Further, since the clamp circuit portion and the capacitor are stored in the clamp circuit portion storage portion and the capacitor element storage portion formed adjacent to the substrate storage portion of the insulating case, they are efficiently insulated. And the entire structure can be made compact.

Further, since the clamp circuit portion and the capacitor are housed in the housing portion provided adjacent to the insulating substrate,
There is also an effect that the connection terminals between the clamp circuit portion and the capacitor and the resistance pattern of the insulating substrate can be easily drawn.

[Brief description of the drawings]

FIG. 1 is a plan view showing a configuration of a high-voltage variable resistor according to one embodiment of the present invention.

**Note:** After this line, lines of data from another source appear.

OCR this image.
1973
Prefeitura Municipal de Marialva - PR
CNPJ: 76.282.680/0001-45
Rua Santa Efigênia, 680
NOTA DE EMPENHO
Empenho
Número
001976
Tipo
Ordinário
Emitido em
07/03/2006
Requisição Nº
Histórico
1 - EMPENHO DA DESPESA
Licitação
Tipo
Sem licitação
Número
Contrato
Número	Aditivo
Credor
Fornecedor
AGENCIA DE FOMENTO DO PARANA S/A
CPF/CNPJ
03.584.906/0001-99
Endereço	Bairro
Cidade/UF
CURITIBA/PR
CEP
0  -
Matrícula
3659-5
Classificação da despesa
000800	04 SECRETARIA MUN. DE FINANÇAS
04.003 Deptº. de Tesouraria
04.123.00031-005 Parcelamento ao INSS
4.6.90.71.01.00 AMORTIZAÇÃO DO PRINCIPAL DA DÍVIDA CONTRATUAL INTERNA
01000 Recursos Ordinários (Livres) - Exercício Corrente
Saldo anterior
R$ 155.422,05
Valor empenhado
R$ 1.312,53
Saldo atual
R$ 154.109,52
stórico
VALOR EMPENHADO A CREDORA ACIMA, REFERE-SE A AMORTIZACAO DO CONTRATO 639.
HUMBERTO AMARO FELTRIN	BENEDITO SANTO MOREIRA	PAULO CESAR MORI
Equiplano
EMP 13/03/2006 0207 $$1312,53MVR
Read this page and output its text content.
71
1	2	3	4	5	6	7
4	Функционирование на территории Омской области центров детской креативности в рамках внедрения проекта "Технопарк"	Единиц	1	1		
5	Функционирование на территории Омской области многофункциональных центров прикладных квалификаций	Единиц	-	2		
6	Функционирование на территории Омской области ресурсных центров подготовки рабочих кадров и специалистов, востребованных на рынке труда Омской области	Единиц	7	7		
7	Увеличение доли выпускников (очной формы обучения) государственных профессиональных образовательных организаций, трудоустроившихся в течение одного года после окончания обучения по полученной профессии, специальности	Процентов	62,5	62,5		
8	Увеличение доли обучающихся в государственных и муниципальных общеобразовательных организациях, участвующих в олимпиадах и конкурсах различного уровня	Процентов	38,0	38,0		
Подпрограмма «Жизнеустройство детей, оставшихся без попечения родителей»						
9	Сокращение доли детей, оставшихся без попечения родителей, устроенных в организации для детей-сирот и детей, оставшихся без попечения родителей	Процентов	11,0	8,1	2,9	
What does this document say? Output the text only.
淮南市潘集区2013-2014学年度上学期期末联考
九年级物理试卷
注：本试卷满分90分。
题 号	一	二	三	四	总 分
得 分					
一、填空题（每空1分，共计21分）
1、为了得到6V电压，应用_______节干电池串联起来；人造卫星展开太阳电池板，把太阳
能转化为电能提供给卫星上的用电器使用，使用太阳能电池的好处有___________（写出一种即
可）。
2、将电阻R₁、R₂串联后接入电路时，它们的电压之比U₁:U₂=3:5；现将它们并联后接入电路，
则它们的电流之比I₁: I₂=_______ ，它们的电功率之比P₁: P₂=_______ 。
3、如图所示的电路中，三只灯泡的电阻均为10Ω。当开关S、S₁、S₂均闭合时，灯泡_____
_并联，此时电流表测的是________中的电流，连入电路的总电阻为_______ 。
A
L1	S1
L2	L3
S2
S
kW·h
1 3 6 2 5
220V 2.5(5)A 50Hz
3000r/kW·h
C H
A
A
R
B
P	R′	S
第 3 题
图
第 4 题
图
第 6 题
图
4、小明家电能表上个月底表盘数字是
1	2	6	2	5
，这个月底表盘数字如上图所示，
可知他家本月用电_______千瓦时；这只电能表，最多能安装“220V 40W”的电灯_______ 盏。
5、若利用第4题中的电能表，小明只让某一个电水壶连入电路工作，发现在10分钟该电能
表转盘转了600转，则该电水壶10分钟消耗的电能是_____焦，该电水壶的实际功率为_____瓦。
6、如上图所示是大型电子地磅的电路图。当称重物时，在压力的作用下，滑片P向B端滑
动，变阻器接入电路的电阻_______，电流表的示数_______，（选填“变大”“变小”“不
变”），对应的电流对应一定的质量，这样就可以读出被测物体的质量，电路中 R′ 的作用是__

FIG. 2 is a plan view of an insulating substrate of the high-voltage variable resistor according to the embodiment;

FIG. 3 is an equivalent circuit diagram of the high-voltage variable resistor according to the embodiment;

FIG. 4 is an equivalent circuit diagram of a conventional high-voltage variable resistor.

[Explanation of symbols]

 2 Insulating substrate 3 Insulating case 5 Parts storage 5a Clamp circuit storage 5b, 5c Capacitor storage 6 Resistance pattern 23 Clamp circuit 24 Resistance 25 Diode 26, 27 Capacitor

Claims (1)

(57) [Claims] 1. A divide the input voltage divided, an insulating substrate having a resistance pattern to have a withdrawal line for taking out the divided voltage to the outside, a clamp circuit connected to the withdrawal line, the clamp circuit A first and a second capacitance element, one end of which is connected to both ends, and an insulating case having an open shape for accommodating the first and second capacitance elements, wherein the insulating substrate is housed in a substrate housing part of the insulating case. And
The clamp circuit portion and the first and second capacitors are respectively housed in a clamp circuit portion housing portion and a capacitor device housing portion formed adjacent to the substrate housing portion of the insulating case. Variable resistor for high voltage.